# What is the limit of (1+4/x)^x as x approaches infinity?

Apr 27, 2016

$y = {e}^{4}$

#### Explanation:

${\lim}_{x \to \infty} {\left(1 + \frac{4}{x}\right)}^{x} = {\left(1 + \frac{4}{\infty}\right)}^{\infty} = {1}^{\infty}$

This is an indeterminate type so we use l'Hopital's Rule. That is, find the limit of the derivative of the top divided by the derivative of the bottom.

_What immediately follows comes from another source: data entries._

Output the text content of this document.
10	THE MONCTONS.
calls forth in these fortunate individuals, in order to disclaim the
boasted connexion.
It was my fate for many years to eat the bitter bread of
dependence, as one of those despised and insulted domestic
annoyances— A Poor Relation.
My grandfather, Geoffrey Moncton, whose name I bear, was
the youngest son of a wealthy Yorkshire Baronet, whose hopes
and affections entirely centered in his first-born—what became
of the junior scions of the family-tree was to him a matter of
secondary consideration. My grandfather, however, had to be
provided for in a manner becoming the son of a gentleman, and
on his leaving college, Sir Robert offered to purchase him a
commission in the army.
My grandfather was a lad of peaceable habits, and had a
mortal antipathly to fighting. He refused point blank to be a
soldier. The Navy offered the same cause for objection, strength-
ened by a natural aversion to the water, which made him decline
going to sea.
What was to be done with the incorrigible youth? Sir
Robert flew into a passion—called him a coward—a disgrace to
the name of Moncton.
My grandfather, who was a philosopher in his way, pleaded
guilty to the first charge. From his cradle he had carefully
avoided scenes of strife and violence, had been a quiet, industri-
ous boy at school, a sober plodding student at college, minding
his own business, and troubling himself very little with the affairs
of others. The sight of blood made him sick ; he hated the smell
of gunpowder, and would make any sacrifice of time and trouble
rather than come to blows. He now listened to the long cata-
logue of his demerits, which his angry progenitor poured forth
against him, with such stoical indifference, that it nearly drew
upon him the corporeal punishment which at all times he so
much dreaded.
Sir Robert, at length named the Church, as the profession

Let $y = {\left(1 + \frac{4}{x}\right)}^{x}$

$\ln y = \ln {\left(1 + \frac{4}{x}\right)}^{x}$-> Take $\ln$ of both sides

$\ln y = x \ln \left(1 + \frac{4}{x}\right)$

$\ln y = \ln \frac{1 + \frac{4}{x}}{x} ^ - 1$

${\lim}_{x \to \infty} \ln y = {\lim}_{x \to \infty} \ln \frac{1 + \frac{4}{x}}{x} ^ - 1$

${\lim}_{x \to \infty} \ln y = {\lim}_{x \to \infty} \frac{\frac{1}{1 + \frac{4}{x}} \cdot - \frac{4}{x} ^ 2}{- \frac{1}{x} ^ 2}$

${\lim}_{x \to \infty} \ln y = {\lim}_{x \to \infty} \frac{1}{1 + \frac{4}{x}} \cdot - \frac{4}{x} ^ 2 \times - {x}^{2}$

${\lim}_{x \to \infty} \ln y = {\lim}_{x \to \infty} \frac{4}{1 + \frac{4}{x}}$

$\ln y = \frac{4}{1 + \frac{4}{\infty}}$ Note that the limit of ln y is just ln y since it is a constant

$\ln y = \frac{4}{1 + 0} = \frac{4}{1} = 4$

${e}^{\ln} y = {e}^{4}$

$y = {e}^{4}$

Apr 27, 2016

${e}^{4}$

#### Explanation:

Use ${\lim}_{u \rightarrow \infty} {\left(1 + \frac{1}{u}\right)}^{u} = e$

${\left(1 + \frac{4}{x}\right)}^{x} = {\left({\left(1 + \frac{1}{\frac{x}{4}}\right)}^{\frac{x}{4}}\right)}^{4}$

As $x \rightarrow \infty$, the ration $\frac{x}{4} \rightarrow \infty$ so the inside expression goes to $e$.

${\lim}_{u \rightarrow \infty} {\left({\left(1 + \frac{1}{\frac{x}{4}}\right)}^{\frac{x}{4}}\right)}^{4} = {\left({\lim}_{u \rightarrow \infty} {\left(1 + \frac{1}{\frac{x}{4}}\right)}^{\frac{x}{4}}\right)}^{4}$

$= {\left(e\right)}^{4} = {e}^{4}$